Por gols, Fifa ameaça acabar com a prorrogação

Joseph Blatter: falta de gols ameaça até a tranquilidade financeira da Fifa | Marcello Casal Jr./ Agência Brasil
Joseph Blatter: falta de gols ameaça até a tranquilidade financeira da Fifa (Foto: Marcello Casal Jr./ Agência Brasil)

Genebra - A Copa do Mundo no Brasil, em 2014, pode ser bem diferente do que os torcedores estão acostumados a ver. A Fifa quer promover uma mudança radical no torneio para acabar com empates e aumentar a média de gols. Reintroduzir a morte súbita e até abandonar a ideia da prorrogação são algumas das possibilidades.
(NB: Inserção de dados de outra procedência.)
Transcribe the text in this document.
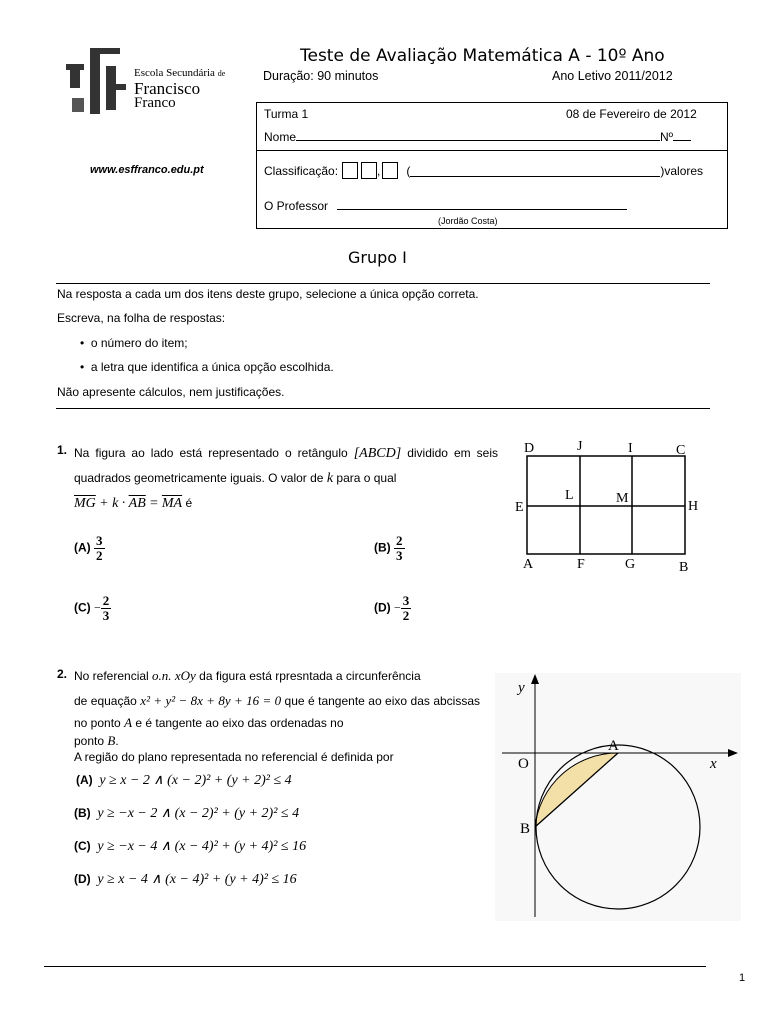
Escola Secundária de
Francisco
Franco
www.esffranco.edu.pt
Teste de Avaliação Matemática A - 10º Ano
Duração: 90 minutos	Ano Letivo 2011/2012
Turma 1	08 de Fevereiro de 2012
Nome	Nº
Classificação:	, (	)valores
O Professor
(Jordão Costa)
Grupo I
Na resposta a cada um dos itens deste grupo, selecione a única opção correta.
Escreva, na folha de respostas:
•  o número do item;
•  a letra que identifica a única opção escolhida.
Não apresente cálculos, nem justificações.
1. Na figura ao lado está representado o retângulo [ABCD] dividido em seis quadrados geometricamente iguais. O valor de k para o qual
$\overline{MG} + k \cdot \overline{AB} = \overline{MA}$ é
$(A) \frac{3}{2}$	$(B) \frac{2}{3}$
$(C) - \frac{2}{3}$	$(D) - \frac{3}{2}$
D	J	I	C
E
L	M
H
A	F	G	B
2. No referencial o.n. xOy da figura está rpresntada a circunferência
de equação x² + y² − 8x + 8y + 16 = 0 que é tangente ao eixo das abcissas no ponto A e é tangente ao eixo das ordenadas no
ponto B.
A região do plano representada no referencial é definida por
(A) y ≥ x − 2 ∧ (x − 2)² + (y + 2)² ≤ 4
(B) y ≥ −x − 2 ∧ (x − 2)² + (y + 2)² ≤ 4
(C) y ≥ −x − 4 ∧ (x − 4)² + (y + 4)² ≤ 16
(D) y ≥ x − 4 ∧ (x − 4)² + (y + 4)² ≤ 16
y
x
O
A
B
1
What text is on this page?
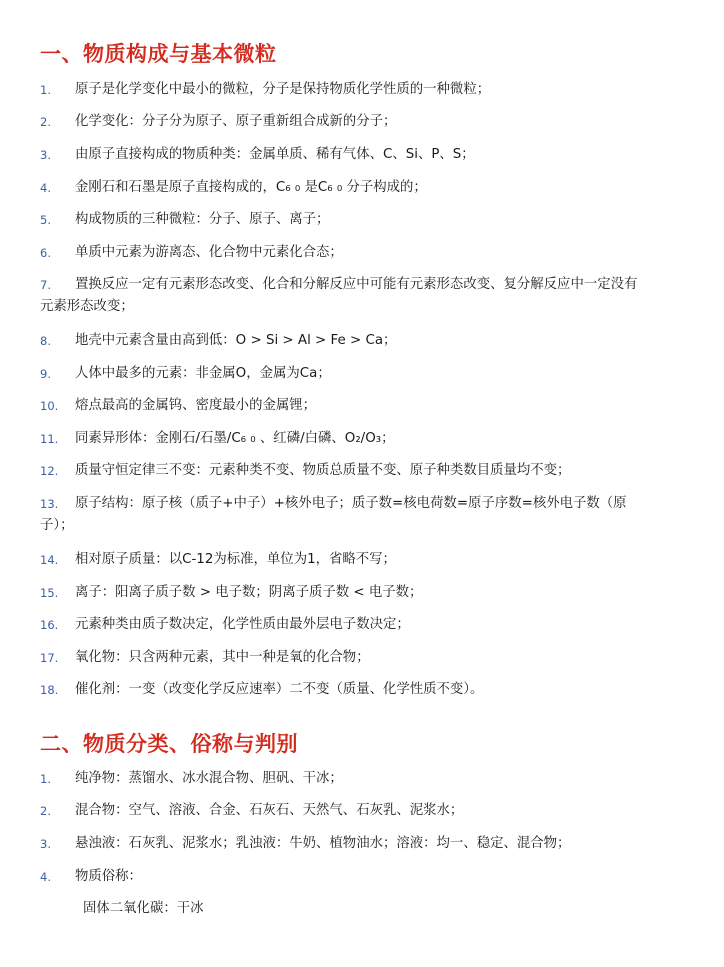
一、物质构成与基本微粒
1.	原子是化学变化中最小的微粒，分子是保持物质化学性质的一种微粒；
2.	化学变化：分子分为原子、原子重新组合成新的分子；
3.	由原子直接构成的物质种类：金属单质、稀有气体、C、Si、P、S；
4.	金刚石和石墨是原子直接构成的，C₆ ₀ 是C₆ ₀ 分子构成的；
5.	构成物质的三种微粒：分子、原子、离子；
6.	单质中元素为游离态、化合物中元素化合态；
7.	置换反应一定有元素形态改变、化合和分解反应中可能有元素形态改变、复分解反应中一定没有
元素形态改变；
8.	地壳中元素含量由高到低：O > Si > Al > Fe > Ca；
9.	人体中最多的元素：非金属O，金属为Ca；
10.	熔点最高的金属钨、密度最小的金属锂；
11.	同素异形体：金刚石/石墨/C₆ ₀ 、红磷/白磷、O₂/O₃；
12.	质量守恒定律三不变：元素种类不变、物质总质量不变、原子种类数目质量均不变；
13.	原子结构：原子核（质子+中子）+核外电子；质子数=核电荷数=原子序数=核外电子数（原
子）；
14.	相对原子质量：以C-12为标准，单位为1，省略不写；
15.	离子：阳离子质子数 > 电子数；阴离子质子数 < 电子数；
16.	元素种类由质子数决定，化学性质由最外层电子数决定；
17.	氧化物：只含两种元素，其中一种是氧的化合物；
18.	催化剂：一变（改变化学反应速率）二不变（质量、化学性质不变）。
二、物质分类、俗称与判别
1.	纯净物：蒸馏水、冰水混合物、胆矾、干冰；
2.	混合物：空气、溶液、合金、石灰石、天然气、石灰乳、泥浆水；
3.	悬浊液：石灰乳、泥浆水；乳浊液：牛奶、植物油水；溶液：均一、稳定、混合物；
4.	物质俗称：
固体二氧化碳：干冰
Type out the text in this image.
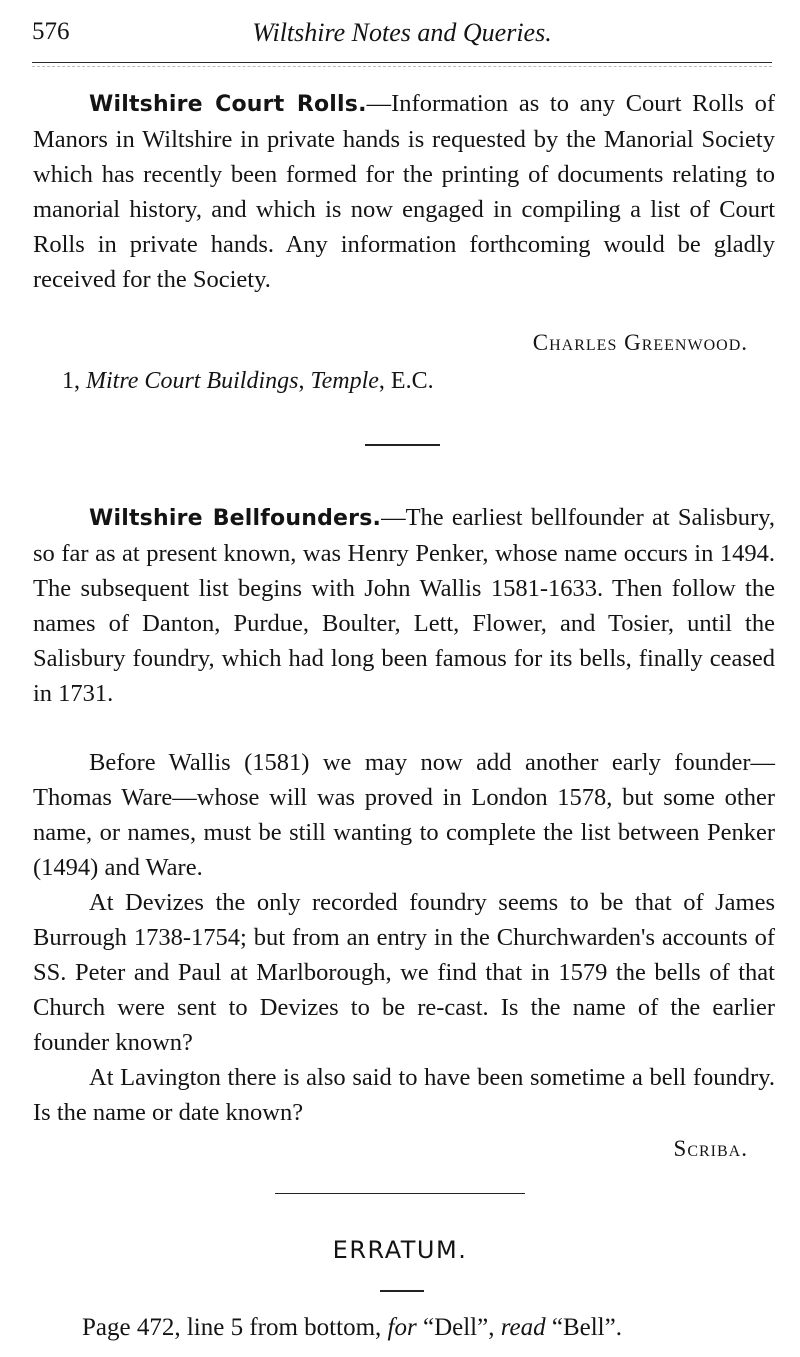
576	Wiltshire Notes and Queries.

Wiltshire Court Rolls.—Information as to any Court Rolls of Manors in Wiltshire in private hands is requested by the Manorial Society which has recently been formed for the printing of documents relating to manorial history, and which is now engaged in compiling a list of Court Rolls in private hands. Any information forthcoming would be gladly received for the Society.

Charles Greenwood.
1, Mitre Court Buildings, Temple, E.C.

Wiltshire Bellfounders.—The earliest bellfounder at Salisbury, so far as at present known, was Henry Penker, whose name occurs in 1494. The subsequent list begins with John Wallis 1581-1633. Then follow the names of Danton, Purdue, Boulter, Lett, Flower, and Tosier, until the Salisbury foundry, which had long been famous for its bells, finally ceased in 1731.

Before Wallis (1581) we may now add another early founder—Thomas Ware—whose will was proved in London 1578, but some other name, or names, must be still wanting to complete the list between Penker (1494) and Ware.

At Devizes the only recorded foundry seems to be that of James Burrough 1738-1754; but from an entry in the Churchwarden's accounts of SS. Peter and Paul at Marlborough, we find that in 1579 the bells of that Church were sent to Devizes to be re-cast. Is the name of the earlier founder known?

At Lavington there is also said to have been sometime a bell foundry. Is the name or date known?

Scriba.
ERRATUM.
Page 472, line 5 from bottom, for “Dell”, read “Bell”.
A informação é do presidente da entidade, Jo­­seph Blatter, que se queixou do comportamento de algumas equipes no Mundial da África do Sul, entrando em campo apenas para não perder.

Na entidade, a preocupação é de que a Copa foi marcada pe­­la monotonia em muitos jogos, podendo afetar até mesmo a arrecadação de recursos com pa­­trocinadores e direitos de transmissão.

Após o Mundial, patrocinadores deixaram a Fifa saber que não poderão pagar cada vez mais para bancar o evento se um formato mais "dinâmico" não for encontrado para a Co­­pa. Na África do Sul, 10% dos jogos terminaram sem gols – um recorde. Além disso, o Mun­­dial teve o pior índice de gols da história e jogos que foram marcados pela hesitação de seleções em atacar. Para a audiência e imagem de empresas, há o risco de que especialmente a primeira fase não atraia a atenção suficiente de torcedores.

"Nos primeiros jogos da primeira fase na África do Sul, vi­­mos equipes que não queriam perder, que buscavam o empate. É um tema que eu colocarei em discussão nas próximas reuniões das comissões técnicas e de futebol", afirmou Blatter. "É preciso encontrar soluções pa­­ra movimentar os jogos nesse tipo de torneio, para que as equipes joguem para vencer", explicou.

Na Fifa, especialistas no de­­senvolvimento do futebol revelaram que uma das opções é o uso de disputas de pênaltis já na primeira fase para determinar ven­­cedores. Assim, não haveria mais empate em nenhum jogo da Copa. Blatter admitiu que uma das alternativas é acabar com a prorrogação. "Passar diretamente à dis­­pu­­ta nos pênaltis e adotar de novo o gol de ouro (morte súbita) são as opções. Vamos ver", afirmou.

Nem todos na Fifa estão de acordo. No relatório técnico apresentado pela entidade sobre a Copa há uma semana, ficou claro que al­­guns dos momentos mais emocionantes do torneio ocorreram na prorrogação. A própria Espanha sagrou-se campeã no tempo extra.